Евтихия, дочь богатых родителей, одевалась чрезвычайно просто — в белую тунику, без единого украшения, кроме золотого обруча, поддерживающего волосы. Она не любила принимать участие в общих разговорах. Разговоры эти, казалось, нисколько не интересовали ее.

Окружающие не могли понять, почему дочь правителя так привязалась к ней.

Но в этот день, оставив свою обычную сдержанность, Евтихия проявила необыкновенный интерес и с живостью задавала вопросы.

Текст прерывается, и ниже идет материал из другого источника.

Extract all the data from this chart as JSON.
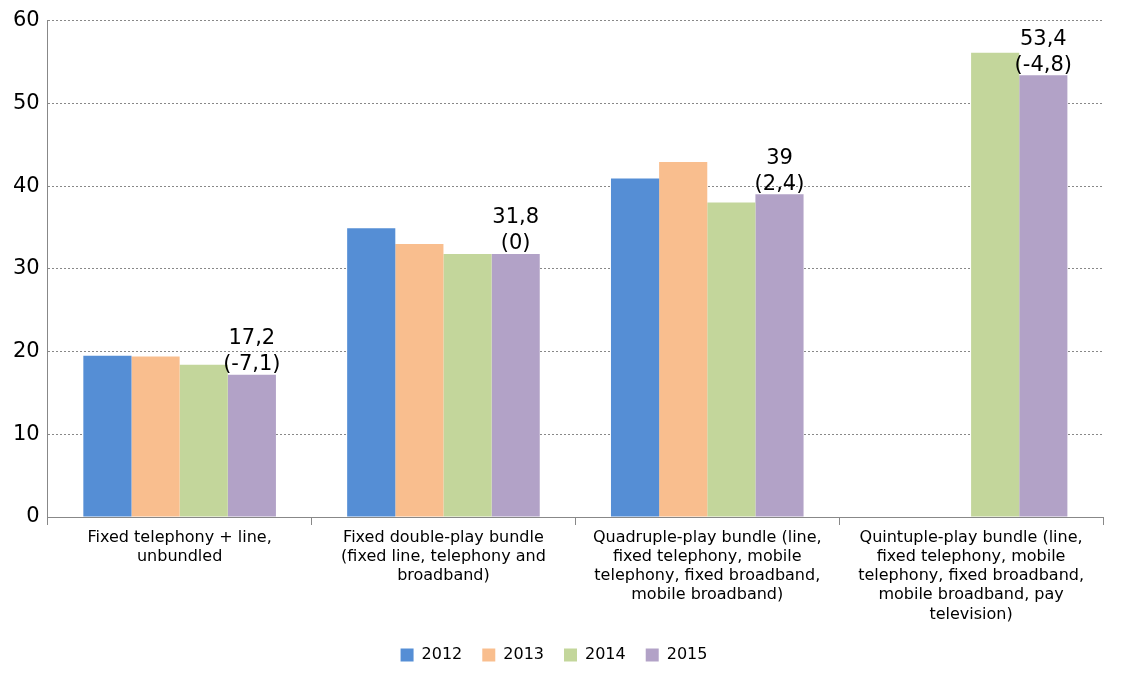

— Право, не знаю, чем все это может кончиться, равнодушно отвечала Гортензия. — Вероятно, будет то же самое, что во времена моей молодости при императоре Валериане: власти, как тогда, проявят большую снисходительность. Закроют только места сборищ христиан и подвергнут секвестру книги и предметы, служащие им при исполнении их таинств. И после посвящения местным богам и изображению императора предметов продовольствия от христиан потребуют, чтобы они сожгли на алтаре несколько зерен курений. Вот и все! От них даже не будут требовать, чтобы они отказались от исполнения своих таинств, кстати сказать, отвратительных, если только они согласятся воздать соответствующие почести богам империи. Все эти меры — чрезвычайно мягкие.

— Прекрасно! — заметила Евтропия. — Но что если они откажутся принести эту жертву? Если они унесут из своих, как они их называют, церквей книги и предметы богослужения? Если они не согласятся на конфискацию?